Angreifer können Cookies abfangen, bevor sie zum Server zurückkehren, um Informationen daraus zu extrahieren oder sie zu ändern. Es können auch von Grund auf gefälschte Cookies erstellt werden, um sich als Benutzer auszugeben und auf zusätzliche Benutzerdaten zuzugreifen.  Der Begriff „Cookie-Poisoning“ ist daher irreführend, da er häufig nicht nur für veränderte („vergiftete“) Cookies verwendet wird, sondern für eine Vielzahl von Methoden zum Diebstahl von Daten aus gültigen Cookies oder für deren sonstige böswillige Verwendung.
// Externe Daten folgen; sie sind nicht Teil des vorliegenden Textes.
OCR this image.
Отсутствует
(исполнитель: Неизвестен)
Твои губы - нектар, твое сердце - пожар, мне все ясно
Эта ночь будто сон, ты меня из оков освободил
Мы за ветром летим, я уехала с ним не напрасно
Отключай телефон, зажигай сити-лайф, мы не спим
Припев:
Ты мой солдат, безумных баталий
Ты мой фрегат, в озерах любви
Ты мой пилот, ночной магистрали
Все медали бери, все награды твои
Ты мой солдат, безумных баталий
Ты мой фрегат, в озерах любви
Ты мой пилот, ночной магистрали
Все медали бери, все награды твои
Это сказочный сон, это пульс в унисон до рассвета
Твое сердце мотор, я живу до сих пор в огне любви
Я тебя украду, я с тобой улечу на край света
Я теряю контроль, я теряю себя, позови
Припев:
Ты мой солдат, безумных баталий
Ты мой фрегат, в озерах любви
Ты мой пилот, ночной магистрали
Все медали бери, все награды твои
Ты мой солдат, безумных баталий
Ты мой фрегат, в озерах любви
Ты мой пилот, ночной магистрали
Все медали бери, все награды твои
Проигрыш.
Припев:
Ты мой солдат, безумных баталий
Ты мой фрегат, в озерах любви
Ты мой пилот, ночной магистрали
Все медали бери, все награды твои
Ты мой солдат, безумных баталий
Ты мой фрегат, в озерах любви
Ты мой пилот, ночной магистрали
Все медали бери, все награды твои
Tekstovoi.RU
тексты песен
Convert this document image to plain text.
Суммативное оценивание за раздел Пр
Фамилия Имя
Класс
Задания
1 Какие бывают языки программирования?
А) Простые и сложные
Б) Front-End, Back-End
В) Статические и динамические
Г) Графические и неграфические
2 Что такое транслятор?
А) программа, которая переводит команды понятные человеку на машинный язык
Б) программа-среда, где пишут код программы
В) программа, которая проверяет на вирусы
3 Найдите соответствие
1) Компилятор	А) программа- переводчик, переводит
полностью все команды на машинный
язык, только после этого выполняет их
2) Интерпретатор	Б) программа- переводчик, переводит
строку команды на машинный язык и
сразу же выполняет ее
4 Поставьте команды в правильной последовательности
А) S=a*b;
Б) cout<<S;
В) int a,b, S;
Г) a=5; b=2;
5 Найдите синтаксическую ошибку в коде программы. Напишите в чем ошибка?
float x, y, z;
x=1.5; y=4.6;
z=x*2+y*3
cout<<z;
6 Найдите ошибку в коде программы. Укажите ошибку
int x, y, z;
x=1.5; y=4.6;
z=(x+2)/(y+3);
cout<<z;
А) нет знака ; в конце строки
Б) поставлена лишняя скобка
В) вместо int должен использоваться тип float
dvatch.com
Cookies werden häufig zur Authentifizierung und zur Verfolgung verwendet, ob ein Benutzer bei einem Konto angemeldet ist. Das bedeutet, dass sie Informationen enthalten, die für einen unbefugten Zugriff verwendet werden können. Sie können auch andere vertrauliche Daten enthalten, darunter Finanzinformationen, die von einem Benutzer eingegeben wurden. Für Angreifer ist Cookie-Poisoning relativ einfach: Sie können ein manipuliertes Cookie verwenden, um Benutzeridentitäten zu betrügerischen Zwecken zu stehlen oder sich unbefugten Zugriff auf den Webserver zu verschaffen und so weitere Angriffe auszunutzen.

Cookies (oder andere Sitzungstoken), die nicht sicher generiert oder übertragen werden, sind anfällig für Hijacking oder Poisoning. Cross-Site-Scripting (XSS) ist eine gängige Methode zum Stehlen von Cookies. Es gibt jedoch auch zahlreiche andere Methoden, darunter Packet Sniffing und Brute-Force, die zum unbefugten Zugriff auf Cookies genutzt werden können. Und da „Cookie-Poisoning“ ein Sammelbegriff für zahlreiche bösartige Aktivitäten im Zusammenhang mit Cookies ist, lässt sich ein Cookie-Poisoning-Exploit unter anderem auch treffend als Man-In-The-Middle-Angriff, Session-Hijacking, Manipulation oder Fälschung beschreiben. 

Eine durchdachte App-Entwicklung kann zwar die Anzahl der in Cookies gespeicherten sensiblen Daten begrenzen oder es Angreifern erschweren, diese abzugreifen, doch der Zweck eines Cookies besteht darin, Benutzer, Verhaltensweisen oder beides zu identifizieren. Das bedeutet, dass sie von Anwendungen weiterhin verwendet werden. Eine entsprechende Sicherheit für Web-Anwendungen und ein entsprechendes Sitzungsmanagement, das beispielsweise durch eine Web Application Firewall (WAF) bereitgestellt werden kann, können zum Schutz identifizierender Daten und zur Abwehr von Cookie-Poisoning beitragen.

Das F5 Advanced WAF nutzt Vollproxy-Datenprüfung, Verhaltensanalyse und maschinelles Lernen, um ein hohes Maß an Anwendungssicherheit bereitzustellen, einschließlich ausgefeilter Sitzungsverwaltung und SSL/TLS- Cookie-Verschlüsselung. Durch das Abfangen des gesamten Datenverkehrs zum und vom Webserver kann dieser Datenverkehr entschlüsselt und mit den vom Server gesendeten Informationen verglichen werden, um zu verhindern, dass veränderte Cookies den Server oder eine Anwendung erreichen.